Liputan6.com, Jakarta - Dosen Ilmu Politik dan Ilmu Pemerintahan Universitas Gajah Mada (UGM) Abdul Gaffar Karim memaparkan jatuhnya kepemimpinan Presiden Pertama RI, Sukarno alias Bung Karno.
Hal itu disampaikan Gaffar dalam Talkshow & Musik Bung Karno Series bertajuk "Hari-Hari Terakhir Bung Karno" yang digelar Badan Kebudayaan Nasional Pusat (BKNP) PDIP secara virtual, di Jakarta, Senin (21/6/2021).
Dia mengatakan, banyak faktor yang memicu kejatuhan masa kepemimpinan Bung Karno, baik dari intenal maupun eksternal Indonesia. Menurut dia, butuh waktu dua tahun untuk menjatuhkan kepemimpinan Bung Karno. "Sebab kepemimpinannya benar-benar mengakar kuat di mata masyarakat Indonesia," kata Gaffar.
Advertisement
"Berakhirnya masa kepemimpinan Bung Karno banyak faktor dari internal maupun eksternal Indonesia, dan ini butuh waktu dua tahun," lanjutnya.

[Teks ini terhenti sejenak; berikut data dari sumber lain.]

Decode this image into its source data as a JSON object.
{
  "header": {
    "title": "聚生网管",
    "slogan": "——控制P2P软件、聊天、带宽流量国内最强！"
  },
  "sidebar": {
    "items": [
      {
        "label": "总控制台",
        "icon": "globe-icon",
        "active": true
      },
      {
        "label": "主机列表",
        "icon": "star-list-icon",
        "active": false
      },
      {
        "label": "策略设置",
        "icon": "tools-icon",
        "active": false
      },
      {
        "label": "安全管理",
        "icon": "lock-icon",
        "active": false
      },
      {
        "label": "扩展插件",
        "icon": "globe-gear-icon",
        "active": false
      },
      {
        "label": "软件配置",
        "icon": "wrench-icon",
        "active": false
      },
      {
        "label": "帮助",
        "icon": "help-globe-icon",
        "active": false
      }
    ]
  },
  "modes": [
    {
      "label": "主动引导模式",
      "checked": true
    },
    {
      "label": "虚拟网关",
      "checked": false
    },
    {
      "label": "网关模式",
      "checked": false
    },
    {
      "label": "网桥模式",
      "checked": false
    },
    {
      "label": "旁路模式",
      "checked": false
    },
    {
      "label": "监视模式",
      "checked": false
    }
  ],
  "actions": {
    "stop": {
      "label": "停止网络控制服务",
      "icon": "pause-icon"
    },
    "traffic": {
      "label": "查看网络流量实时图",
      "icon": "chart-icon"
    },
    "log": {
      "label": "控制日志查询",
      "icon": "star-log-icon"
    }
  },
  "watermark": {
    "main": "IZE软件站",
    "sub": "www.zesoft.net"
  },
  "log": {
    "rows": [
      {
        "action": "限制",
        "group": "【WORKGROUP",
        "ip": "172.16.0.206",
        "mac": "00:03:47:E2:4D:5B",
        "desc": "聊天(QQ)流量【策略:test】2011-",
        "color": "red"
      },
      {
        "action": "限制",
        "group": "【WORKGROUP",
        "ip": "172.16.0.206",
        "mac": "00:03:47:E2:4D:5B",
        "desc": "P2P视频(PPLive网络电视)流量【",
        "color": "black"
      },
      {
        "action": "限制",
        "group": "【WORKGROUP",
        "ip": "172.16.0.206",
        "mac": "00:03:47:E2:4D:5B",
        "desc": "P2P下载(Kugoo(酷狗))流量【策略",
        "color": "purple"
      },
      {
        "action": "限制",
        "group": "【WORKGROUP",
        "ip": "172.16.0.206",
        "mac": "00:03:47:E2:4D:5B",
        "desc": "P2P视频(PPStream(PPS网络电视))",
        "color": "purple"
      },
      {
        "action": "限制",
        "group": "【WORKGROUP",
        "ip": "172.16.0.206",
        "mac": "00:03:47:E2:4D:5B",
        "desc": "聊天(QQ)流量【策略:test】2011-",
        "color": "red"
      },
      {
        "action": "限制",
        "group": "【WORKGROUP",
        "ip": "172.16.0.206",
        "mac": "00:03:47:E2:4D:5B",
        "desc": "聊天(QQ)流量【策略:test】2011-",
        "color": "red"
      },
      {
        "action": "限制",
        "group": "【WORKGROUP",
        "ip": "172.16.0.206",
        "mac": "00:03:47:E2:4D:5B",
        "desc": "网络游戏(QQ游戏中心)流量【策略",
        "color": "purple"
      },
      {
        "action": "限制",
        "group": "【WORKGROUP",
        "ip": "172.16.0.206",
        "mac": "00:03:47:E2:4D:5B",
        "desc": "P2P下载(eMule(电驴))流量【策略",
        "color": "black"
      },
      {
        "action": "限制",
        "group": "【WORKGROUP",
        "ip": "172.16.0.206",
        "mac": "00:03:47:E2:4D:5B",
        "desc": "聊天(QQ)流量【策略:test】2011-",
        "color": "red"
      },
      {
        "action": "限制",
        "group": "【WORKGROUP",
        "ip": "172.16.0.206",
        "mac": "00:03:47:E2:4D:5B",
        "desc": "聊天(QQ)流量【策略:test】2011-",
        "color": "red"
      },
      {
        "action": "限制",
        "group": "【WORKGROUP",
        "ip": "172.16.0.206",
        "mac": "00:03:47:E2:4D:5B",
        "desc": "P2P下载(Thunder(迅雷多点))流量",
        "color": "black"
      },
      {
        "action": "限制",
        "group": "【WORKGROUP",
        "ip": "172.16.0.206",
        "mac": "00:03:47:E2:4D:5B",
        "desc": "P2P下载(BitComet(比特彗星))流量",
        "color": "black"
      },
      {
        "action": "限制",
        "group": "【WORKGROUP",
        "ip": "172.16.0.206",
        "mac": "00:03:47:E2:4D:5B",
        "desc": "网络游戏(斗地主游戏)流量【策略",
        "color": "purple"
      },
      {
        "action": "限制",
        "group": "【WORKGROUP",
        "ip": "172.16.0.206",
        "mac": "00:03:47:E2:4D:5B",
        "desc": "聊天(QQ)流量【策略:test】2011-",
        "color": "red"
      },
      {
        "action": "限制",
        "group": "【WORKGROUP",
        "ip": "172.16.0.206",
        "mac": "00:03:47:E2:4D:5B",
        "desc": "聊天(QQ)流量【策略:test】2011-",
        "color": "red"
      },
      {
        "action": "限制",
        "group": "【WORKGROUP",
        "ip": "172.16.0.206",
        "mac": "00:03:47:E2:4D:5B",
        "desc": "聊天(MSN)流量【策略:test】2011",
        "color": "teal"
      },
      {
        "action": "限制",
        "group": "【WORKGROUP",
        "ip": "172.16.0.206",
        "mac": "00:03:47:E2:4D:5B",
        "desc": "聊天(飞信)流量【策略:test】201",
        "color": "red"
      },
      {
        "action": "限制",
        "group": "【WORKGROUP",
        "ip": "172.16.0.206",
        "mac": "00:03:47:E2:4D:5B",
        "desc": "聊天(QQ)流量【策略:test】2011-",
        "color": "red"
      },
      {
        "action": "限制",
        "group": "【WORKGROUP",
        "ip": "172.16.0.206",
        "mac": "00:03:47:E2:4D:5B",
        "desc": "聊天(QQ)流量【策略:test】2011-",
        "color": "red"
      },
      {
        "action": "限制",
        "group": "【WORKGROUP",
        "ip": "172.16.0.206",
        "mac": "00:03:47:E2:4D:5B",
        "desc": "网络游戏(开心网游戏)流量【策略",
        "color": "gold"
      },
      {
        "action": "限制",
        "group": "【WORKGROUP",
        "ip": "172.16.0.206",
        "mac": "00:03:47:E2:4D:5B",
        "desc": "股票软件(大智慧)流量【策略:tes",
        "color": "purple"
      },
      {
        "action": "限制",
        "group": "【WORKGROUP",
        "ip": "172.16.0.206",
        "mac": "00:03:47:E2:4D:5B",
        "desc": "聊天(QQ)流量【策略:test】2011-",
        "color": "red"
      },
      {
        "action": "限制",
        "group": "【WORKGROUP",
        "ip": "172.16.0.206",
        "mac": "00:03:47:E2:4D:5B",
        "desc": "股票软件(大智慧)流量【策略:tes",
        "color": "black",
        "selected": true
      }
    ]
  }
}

Seperti dikutip dari Antara, faktor eksternal yang memicu jaruhnya kekuasaan Bung Karno karena dia menghalangi proses ambisi internasional dalam menguasai sumber daya alam Indonesia. Saat itu Bung Karno menyiapkan para ahli yang belajar teknologi di luar negeri, ketika kembali ke Tanah Air akan membantu mengelola kekayaan alam untuk kemajuan bangsa.
Pandanganan Bung Karno adalah bagaimana kekayaan alam ini dikelola anak bangsa dan untuk kepentingan bangsa. Meskipun nantinya akan bekerja sama pengelolaanya dengan pihak luar, tetapi peran sentral harus diisi oleh orang pribumi.

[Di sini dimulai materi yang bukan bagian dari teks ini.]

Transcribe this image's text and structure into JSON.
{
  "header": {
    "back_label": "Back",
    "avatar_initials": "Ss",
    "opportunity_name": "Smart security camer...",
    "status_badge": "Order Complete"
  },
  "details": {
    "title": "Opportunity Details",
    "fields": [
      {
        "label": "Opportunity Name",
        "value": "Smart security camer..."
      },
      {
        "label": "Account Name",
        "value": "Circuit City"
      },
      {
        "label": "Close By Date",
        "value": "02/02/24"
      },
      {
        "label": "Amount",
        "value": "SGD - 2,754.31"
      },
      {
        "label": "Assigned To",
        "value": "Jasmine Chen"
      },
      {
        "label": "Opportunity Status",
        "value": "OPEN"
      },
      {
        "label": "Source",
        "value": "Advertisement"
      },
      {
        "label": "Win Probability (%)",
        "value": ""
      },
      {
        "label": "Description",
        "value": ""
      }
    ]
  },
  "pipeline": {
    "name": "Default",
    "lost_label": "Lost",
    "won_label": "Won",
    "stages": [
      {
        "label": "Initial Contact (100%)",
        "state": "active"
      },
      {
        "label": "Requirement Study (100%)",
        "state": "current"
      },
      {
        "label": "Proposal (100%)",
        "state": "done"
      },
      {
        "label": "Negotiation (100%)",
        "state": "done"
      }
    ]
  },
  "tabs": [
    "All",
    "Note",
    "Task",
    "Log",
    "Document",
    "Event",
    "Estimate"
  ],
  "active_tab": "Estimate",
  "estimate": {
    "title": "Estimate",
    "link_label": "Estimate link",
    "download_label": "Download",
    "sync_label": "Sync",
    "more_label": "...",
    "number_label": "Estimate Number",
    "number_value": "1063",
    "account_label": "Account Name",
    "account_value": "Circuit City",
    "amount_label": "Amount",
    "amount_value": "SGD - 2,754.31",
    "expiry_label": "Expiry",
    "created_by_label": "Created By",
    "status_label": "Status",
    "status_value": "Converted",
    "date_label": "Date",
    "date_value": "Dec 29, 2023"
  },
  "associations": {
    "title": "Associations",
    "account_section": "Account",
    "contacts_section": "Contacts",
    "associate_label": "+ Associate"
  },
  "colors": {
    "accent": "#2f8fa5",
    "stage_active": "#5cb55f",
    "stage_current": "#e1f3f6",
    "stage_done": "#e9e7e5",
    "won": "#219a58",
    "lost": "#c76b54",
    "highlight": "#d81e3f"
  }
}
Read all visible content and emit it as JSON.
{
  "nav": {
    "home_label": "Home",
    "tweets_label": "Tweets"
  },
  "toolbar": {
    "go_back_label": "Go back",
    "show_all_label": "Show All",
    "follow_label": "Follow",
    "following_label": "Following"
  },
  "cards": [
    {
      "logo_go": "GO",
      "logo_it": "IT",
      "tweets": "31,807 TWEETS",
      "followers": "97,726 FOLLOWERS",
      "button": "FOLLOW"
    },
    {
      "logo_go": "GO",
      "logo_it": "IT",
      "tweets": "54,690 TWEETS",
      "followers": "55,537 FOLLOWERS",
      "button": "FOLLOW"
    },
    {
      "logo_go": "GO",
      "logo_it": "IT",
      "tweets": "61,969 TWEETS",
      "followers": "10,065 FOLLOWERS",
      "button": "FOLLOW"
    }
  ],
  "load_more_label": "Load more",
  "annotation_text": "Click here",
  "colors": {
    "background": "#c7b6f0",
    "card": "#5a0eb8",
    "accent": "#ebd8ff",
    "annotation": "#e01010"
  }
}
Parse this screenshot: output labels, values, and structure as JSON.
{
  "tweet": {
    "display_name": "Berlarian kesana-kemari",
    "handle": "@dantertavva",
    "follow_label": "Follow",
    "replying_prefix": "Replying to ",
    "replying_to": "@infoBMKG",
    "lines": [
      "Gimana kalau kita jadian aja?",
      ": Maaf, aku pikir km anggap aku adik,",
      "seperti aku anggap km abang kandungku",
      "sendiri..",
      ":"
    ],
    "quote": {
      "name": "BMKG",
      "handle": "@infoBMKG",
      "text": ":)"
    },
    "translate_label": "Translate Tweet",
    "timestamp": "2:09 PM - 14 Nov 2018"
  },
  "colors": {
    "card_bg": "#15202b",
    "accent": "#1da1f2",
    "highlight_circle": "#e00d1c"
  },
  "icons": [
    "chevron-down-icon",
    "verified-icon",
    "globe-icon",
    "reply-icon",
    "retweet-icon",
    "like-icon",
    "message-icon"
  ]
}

"Ada buku yang ditulis oleh George & Audrey Kahin, berdasar datanya ada upaya dari intelijen Amerika Serikat menjatuhkan Bung Karno, di luar itu Bung Karno juga menyekolahkan para insinyur dan memperkuat teknologi Angkatan Darat," kata Gaffar.

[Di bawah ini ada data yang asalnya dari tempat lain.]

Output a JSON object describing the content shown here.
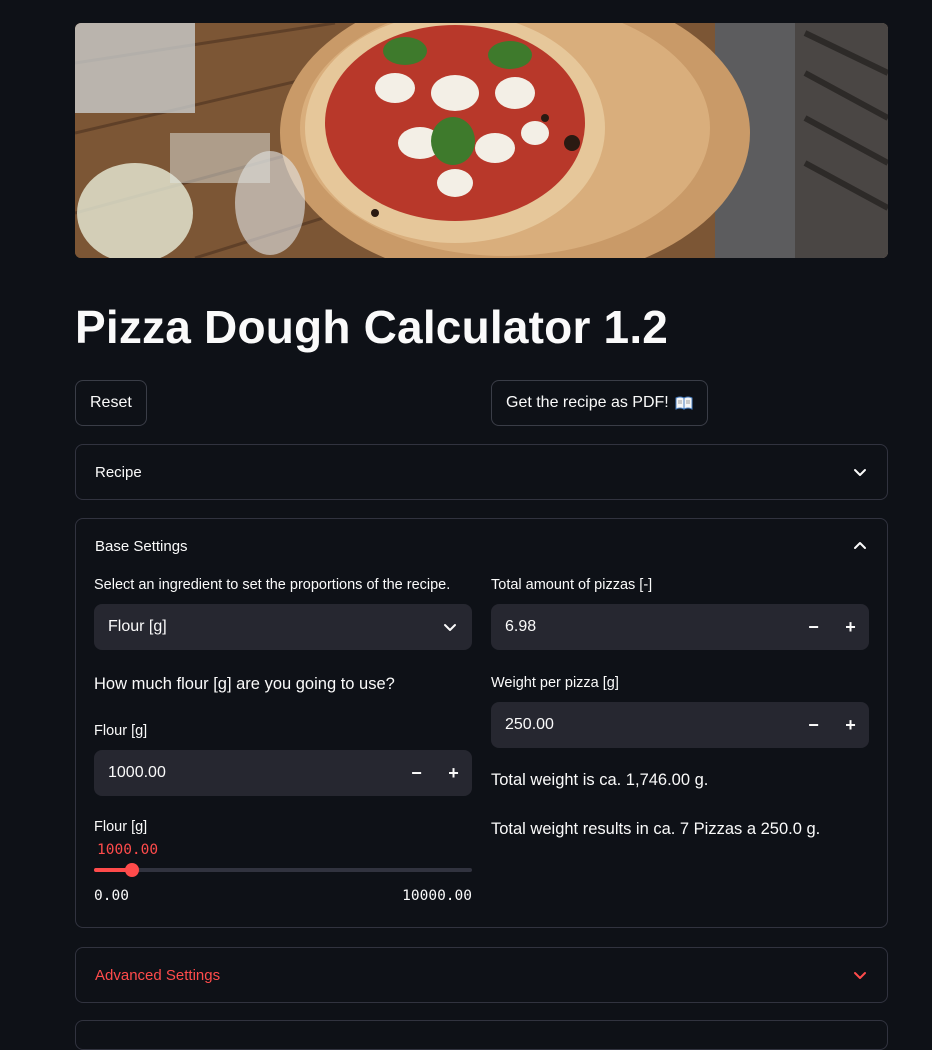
{
  "app": {
    "title": "Pizza Dough Calculator 1.2"
  },
  "hero_image": {
    "description_icon": "pizza-photo"
  },
  "actions": {
    "reset_label": "Reset",
    "pdf_label": "Get the recipe as PDF!",
    "pdf_icon": "open-book-icon"
  },
  "expanders": {
    "recipe": {
      "label": "Recipe",
      "expanded": false
    },
    "base": {
      "label": "Base Settings",
      "expanded": true
    },
    "advanced": {
      "label": "Advanced Settings",
      "expanded": false
    }
  },
  "base_settings": {
    "ingredient_select": {
      "label": "Select an ingredient to set the proportions of the recipe.",
      "value": "Flour [g]"
    },
    "question": "How much flour [g] are you going to use?",
    "flour_input": {
      "label": "Flour [g]",
      "value": "1000.00"
    },
    "flour_slider": {
      "label": "Flour [g]",
      "value_label": "1000.00",
      "min_label": "0.00",
      "max_label": "10000.00",
      "value": 1000,
      "min": 0,
      "max": 10000
    },
    "total_pizzas": {
      "label": "Total amount of pizzas [-]",
      "value": "6.98"
    },
    "weight_per_pizza": {
      "label": "Weight per pizza [g]",
      "value": "250.00"
    },
    "total_weight_text": "Total weight is ca. 1,746.00 g.",
    "result_text": "Total weight results in ca. 7 Pizzas a 250.0 g."
  },
  "stepper": {
    "minus": "−",
    "plus": "+"
  },
  "colors": {
    "background": "#0e1117",
    "widget": "#262730",
    "accent": "#ff4b4b",
    "border": "#31333f"
  }
}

Pada era post trude saat ini banyak sekali informasi yang salah satunya menyebut bahwa Bung Karno terlibat dalam kasus 1 Oktober 1965. Gaffar menyatakan, itu adalah logika salah.
Menurutnya, pertanyaan besar kalau memang terlibat adalah kenapa kepemimpinan Bung Karno juga ikut berakhir, dan yang menjadi korban justru loyalisnya yang dipilih langsung oleh Bung Karno, yakni Jenderal Ahmad Yani.
"Banyak versi, sebagian faktanya masih belum tuntas, ini tidak kurang masuk akal yang kena malah loyalis Bung Karno," paparnya.
Dia menjelaskan, masyarakat bisa menganalisa dengan logika sederhana untuk mencari kebenaran dalam perisitiwa itu. Menurut dia, cara paling mudah untuk melihat sebuah kudeta adalah saja siapa yang paling diuntungkan pada saat itu.
"Analisa tebak-tebakannya ketika ada kudeta lihat saja siapa yang diuntungkan saat itu," tuturnya.
Saksikan Video Pilihan Berikut Ini:
Jangan Lupakan Sejarah
Oleh karena itu, tambah dia, agar pemahaman pemuda saat ini tidak tersesat terhadap sejarah Indonesia yang benar, maka perlu belajar dari sejarah.
Ke depan, dia berharap generasi muda dapat mewarisi api semangat Bung Karno dan para pahlawan dengan cara mencoba berpikir visioner jauh ke depan untuk kemajuan masa depan bangsa ini.
"Yang terpenting jangan pernah meninggalkan pemahaman tentang sejarah. Sebagai generasi penerus, kita harus mencoba berpikir jauh dan luas demi kebaikan bangsa ini ke depan serta jangan pernah lupakan sejarah," kata Gaffar.